What does this mean?
As required by the Land Reform (Scotland) Act 2016, these new regulations (being the Land Reform (Scotland) Act 2016 (Register of Persons Holding a Controlled Interest in Land) (Scotland) Regulations 2021) propose to establish a new register of persons holding a controlled interest in land aimed at increasing public transparency in relation to the individuals who control the decision making of landowners and tenants (of registrable leases i.e. over 20 years) in Scotland. It is proposed that such a register will ensure that there can no longer be categories of owners, where, intentionally or not, control of decision making is obscured.
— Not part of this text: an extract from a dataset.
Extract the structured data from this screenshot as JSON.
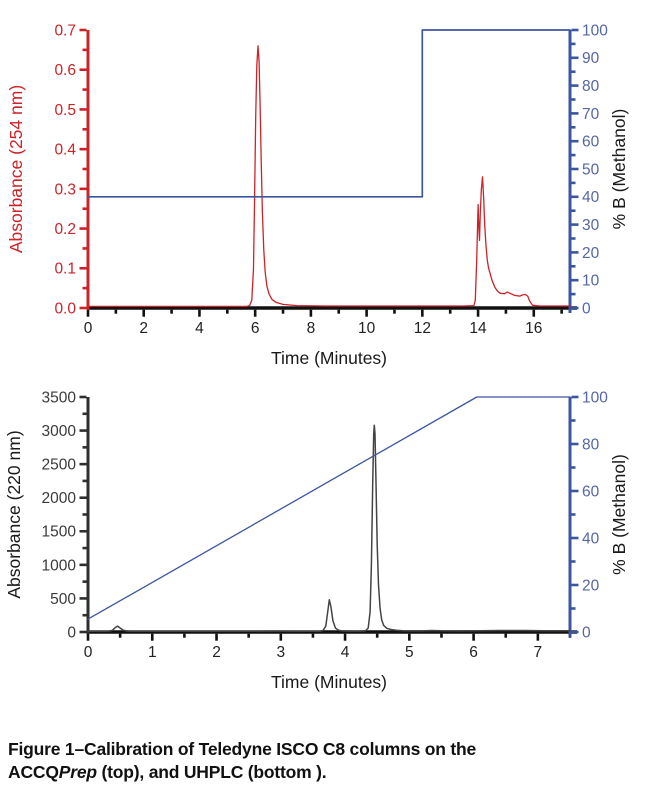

This could include where the true owner is hidden behind corporate structures, which can sometimes be based overseas.
Alignment with South of the border
In a positive move, the Scottish Government appear to be looking to align their timetable for this new register with the UK Government’s timetable for the Register of Overseas Entities’ Beneficial Owners, which will apply to overseas companies that own land anywhere in the UK or who bid for central government procurement contracts, with the proposed commencement date being 2021. As part of the consultation the Scottish Government has emphasised the importance of the two registers complimenting each other and avoiding duplication and as a result the potential to make Scotland less attractive location for property investors.
What sets the two registers apart is the fact that the Scottish Register will go much further than the English equivalent, as there will be a wider ambit, and will include trusts, partnerships and “associates” who are “responsible for the general control and management” of a property. Would this be applicable to managing agents who have a similar level of control? This is still to be determined, and is a point that will likely generate some debate.
What the result of the consultation will be, and whether the proposed register will deliver the desired outcome is still to be seen, but greater transparency in terms of ownership should not be a bad thing.
The deadline for the consultation is 8 November 2018.